The first line of code modifies m inplace, while the second one creates a new m tensor with the modification.
The error message points to an unexpected inplace modification of one variable, so my guess was that this line of code could create the issue.
The general problem is, that some operations need the input to this particular operation to calculate the gradients.
If you modify the input inplace, Autograd cannot calculate the gradients and will raise this error.

2 Likes

I have 4 networks each being optimized individually. For 3 networks, backprop occurs without any error, but the last one throws the error:

RuntimeError: one of the variables needed for gradient computation has been modified by an inplace operation: [torch.cuda.FloatTensor [4096, 3072]], which is output 0 of TBackward, is at version 2; expected version 1 instead. Hint: the backtrace further above shows the operation that failed to compute its gradient. The variable in question was changed in there or anywhere later.
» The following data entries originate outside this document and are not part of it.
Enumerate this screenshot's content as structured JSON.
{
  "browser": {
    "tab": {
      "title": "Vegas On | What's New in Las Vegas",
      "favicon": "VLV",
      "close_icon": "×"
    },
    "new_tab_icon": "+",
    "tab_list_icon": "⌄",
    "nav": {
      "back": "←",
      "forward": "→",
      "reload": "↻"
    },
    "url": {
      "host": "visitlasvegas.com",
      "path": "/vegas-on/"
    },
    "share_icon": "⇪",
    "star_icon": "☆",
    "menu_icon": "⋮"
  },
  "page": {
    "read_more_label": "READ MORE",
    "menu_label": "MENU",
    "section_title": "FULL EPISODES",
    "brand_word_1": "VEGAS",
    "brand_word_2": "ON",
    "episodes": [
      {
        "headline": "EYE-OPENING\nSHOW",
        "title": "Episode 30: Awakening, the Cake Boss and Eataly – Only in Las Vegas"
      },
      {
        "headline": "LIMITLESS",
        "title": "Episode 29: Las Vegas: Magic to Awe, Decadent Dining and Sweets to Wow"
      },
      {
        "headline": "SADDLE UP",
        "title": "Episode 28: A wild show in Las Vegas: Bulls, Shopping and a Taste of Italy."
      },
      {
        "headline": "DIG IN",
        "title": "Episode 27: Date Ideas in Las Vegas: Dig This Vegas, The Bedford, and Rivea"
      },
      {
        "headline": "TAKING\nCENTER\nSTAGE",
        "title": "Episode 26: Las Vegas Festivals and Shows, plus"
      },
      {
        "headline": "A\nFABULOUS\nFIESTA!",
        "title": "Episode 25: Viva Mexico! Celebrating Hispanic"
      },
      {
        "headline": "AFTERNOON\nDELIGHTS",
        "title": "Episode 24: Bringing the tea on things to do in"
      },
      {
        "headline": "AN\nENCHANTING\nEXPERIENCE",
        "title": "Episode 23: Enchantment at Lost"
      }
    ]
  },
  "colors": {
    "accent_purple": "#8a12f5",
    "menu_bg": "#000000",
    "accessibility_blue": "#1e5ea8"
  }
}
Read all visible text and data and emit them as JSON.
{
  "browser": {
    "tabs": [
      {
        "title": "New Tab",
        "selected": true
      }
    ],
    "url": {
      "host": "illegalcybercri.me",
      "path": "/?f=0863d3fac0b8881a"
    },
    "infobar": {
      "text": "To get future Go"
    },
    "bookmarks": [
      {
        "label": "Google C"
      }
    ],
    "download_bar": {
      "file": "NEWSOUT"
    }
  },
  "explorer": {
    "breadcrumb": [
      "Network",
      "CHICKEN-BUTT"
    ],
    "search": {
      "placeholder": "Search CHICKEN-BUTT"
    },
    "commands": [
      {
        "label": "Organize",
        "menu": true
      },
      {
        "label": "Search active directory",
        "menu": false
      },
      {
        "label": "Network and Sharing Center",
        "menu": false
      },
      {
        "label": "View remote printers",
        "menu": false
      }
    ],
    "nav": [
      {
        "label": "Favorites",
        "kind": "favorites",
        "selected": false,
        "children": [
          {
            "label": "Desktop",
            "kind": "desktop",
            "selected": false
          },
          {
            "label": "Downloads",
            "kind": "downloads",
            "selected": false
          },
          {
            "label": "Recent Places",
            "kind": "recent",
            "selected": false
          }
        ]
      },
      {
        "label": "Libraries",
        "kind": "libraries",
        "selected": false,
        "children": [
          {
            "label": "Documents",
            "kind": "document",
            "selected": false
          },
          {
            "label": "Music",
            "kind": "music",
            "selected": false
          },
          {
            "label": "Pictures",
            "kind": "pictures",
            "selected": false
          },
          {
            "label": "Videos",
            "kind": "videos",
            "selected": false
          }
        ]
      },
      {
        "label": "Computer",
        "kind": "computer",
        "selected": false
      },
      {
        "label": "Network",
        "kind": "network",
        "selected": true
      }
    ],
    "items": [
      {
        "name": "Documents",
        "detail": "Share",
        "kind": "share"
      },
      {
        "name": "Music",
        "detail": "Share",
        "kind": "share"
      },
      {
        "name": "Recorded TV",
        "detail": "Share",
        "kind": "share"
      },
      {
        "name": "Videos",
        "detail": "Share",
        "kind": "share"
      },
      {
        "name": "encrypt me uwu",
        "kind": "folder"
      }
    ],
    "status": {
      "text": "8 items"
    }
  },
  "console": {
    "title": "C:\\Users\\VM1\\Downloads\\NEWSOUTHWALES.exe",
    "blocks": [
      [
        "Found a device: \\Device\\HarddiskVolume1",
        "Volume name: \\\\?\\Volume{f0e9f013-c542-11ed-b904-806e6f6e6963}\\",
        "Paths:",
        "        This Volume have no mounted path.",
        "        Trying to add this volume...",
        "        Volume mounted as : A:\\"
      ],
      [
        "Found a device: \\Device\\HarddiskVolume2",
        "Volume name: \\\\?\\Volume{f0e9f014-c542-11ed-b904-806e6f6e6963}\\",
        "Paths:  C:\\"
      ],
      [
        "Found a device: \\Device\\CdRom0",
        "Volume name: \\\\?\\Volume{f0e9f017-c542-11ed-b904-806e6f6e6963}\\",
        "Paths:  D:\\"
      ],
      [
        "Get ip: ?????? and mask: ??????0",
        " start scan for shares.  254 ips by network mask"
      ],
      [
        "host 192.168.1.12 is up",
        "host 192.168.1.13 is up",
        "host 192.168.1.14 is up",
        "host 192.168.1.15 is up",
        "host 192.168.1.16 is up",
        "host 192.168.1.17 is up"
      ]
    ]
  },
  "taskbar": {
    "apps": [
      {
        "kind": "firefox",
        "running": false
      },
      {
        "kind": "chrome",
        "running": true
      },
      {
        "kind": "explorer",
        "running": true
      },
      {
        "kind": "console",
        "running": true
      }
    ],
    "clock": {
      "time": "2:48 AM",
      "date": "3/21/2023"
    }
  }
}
Good luck

The shape of the tensor points me to the last linear layer in one of the network:

class Generator(nn.Module):
    def __init__(self):
        super().__init__()
        self.main = nn.Sequential(
            nn.Linear(256 * 2 + 10 + 1 +512, 4 * 1024),
            nn.BatchNorm1d(2 * 2 * 1024),
            nn.ReLU(True),
            nn.Linear(4 * 1024, 3 * 1024),
            nn.Tanh()
        )
    def forward(self, x):
        b = x.size(0)
        noise = torch.FloatTensor(b, 512).normal_(0, 1).to(x.device)
        noise = make_variable(noise)
        x = torch.cat([x, noise], 1)
        out = self.main(x)
        return out.view(b, 3, 1024, 1)

I don’t see any in place operation here, so what exactly is the issue here? @ptrblck

You could be hitting this issue which would be raised in case a backward pass tries to compute gradients with already updated parameters and thus also stale forward activations.

would it be a disadvantage if I calculate the loss of diff sub-networks and optimise them simultaneously with a single backward pass over all the losses?

Depending on the use case your memory usage might be higher, but you might increase the perf. by using a single backward pass. As long as your proposed workflow works for your use case and doesn’t trigger any other errors, it should be fine.